Electron mobility enhancement in (100) oxygen-inserted silicon channel

摘要

High performance improvement (+88% in peak G_m and ＞30% in linear and saturation region drain currents) was observed for N-MOSFETs with Oxygen-Inserted (OI) Si channel. From TCAD analysis of the C-V measurement data, the improvement was confirmed to be due to electron mobility enhancement of the OI Si channel (+75% at N_(inv) = 4.0 × 10~(12)cm~(-2) and +25% at N_(inv) = 8.0 × 10~(12) cm~(-2)). Raman and high-resolution Rutherford backscattering measurements confirmed that negligible strain is induced in the OI Si layer, and hence, it cannot be used to explain the origin of mobility improvement.
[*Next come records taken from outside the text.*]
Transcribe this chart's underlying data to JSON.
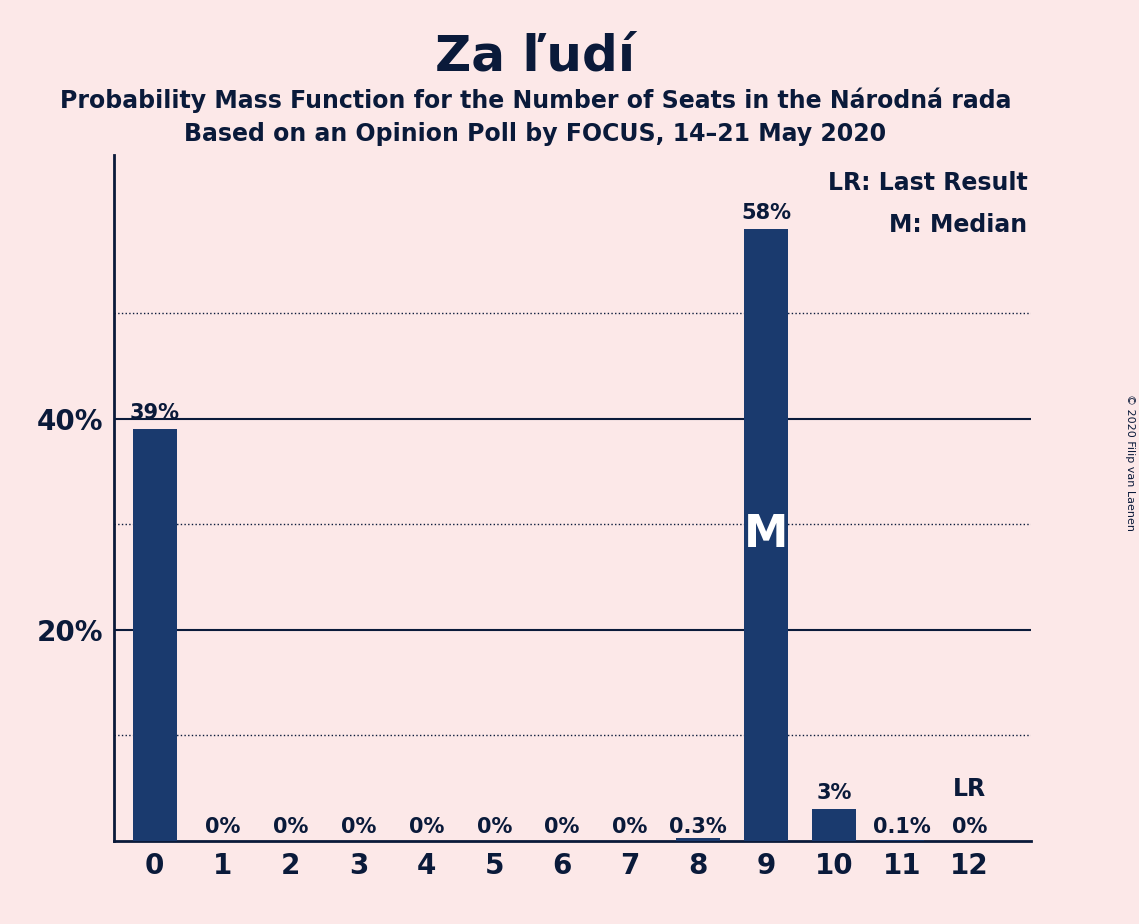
{
  "title": "Za ľudí",
  "subtitle_line1": "Probability Mass Function for the Number of Seats in the Národná rada",
  "subtitle_line2": "Based on an Opinion Poll by FOCUS, 14–21 May 2020",
  "copyright": "© 2020 Filip van Laenen",
  "categories": [
    0,
    1,
    2,
    3,
    4,
    5,
    6,
    7,
    8,
    9,
    10,
    11,
    12
  ],
  "values": [
    0.39,
    0.0,
    0.0,
    0.0,
    0.0,
    0.0,
    0.0,
    0.0,
    0.003,
    0.58,
    0.03,
    0.001,
    0.0
  ],
  "bar_labels": [
    "39%",
    "0%",
    "0%",
    "0%",
    "0%",
    "0%",
    "0%",
    "0%",
    "0.3%",
    "58%",
    "3%",
    "0.1%",
    "0%"
  ],
  "bar_color": "#1a3a6e",
  "background_color": "#fce8e8",
  "median_bar": 9,
  "median_label": "M",
  "lr_label": "LR",
  "yticks": [
    0.2,
    0.4
  ],
  "ytick_labels": [
    "20%",
    "40%"
  ],
  "ylim": [
    0,
    0.65
  ],
  "solid_gridlines": [
    0.2,
    0.4
  ],
  "dotted_gridlines": [
    0.1,
    0.3,
    0.5
  ],
  "legend_lr_text": "LR: Last Result",
  "legend_m_text": "M: Median",
  "title_fontsize": 36,
  "subtitle_fontsize": 17,
  "bar_label_fontsize": 15,
  "tick_fontsize": 20,
  "legend_fontsize": 17,
  "median_fontsize": 32
}
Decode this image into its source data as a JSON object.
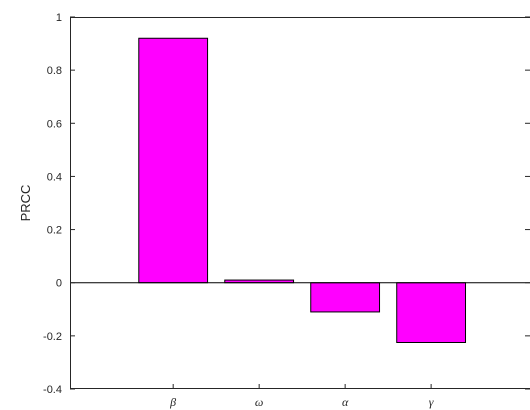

Poisson-Schmdinger based quantum mechanical simulation was performed, taking into account phonon, surface roughness and Coulomb scatterings. The OI layer was modeled as a "quasi barrier" region with reference to the Si conduction band edge to confine inversion electrons. Simulation explains the measured electron mobility enhancement as the confinement effect of inversion electrons while the formation of an super-steep retrograde well doping profile in the channel (as a result of dopant diffusion blocking effect accompanied by introduction of the OI layer) also contributes 50%-60% of the mobility improvement.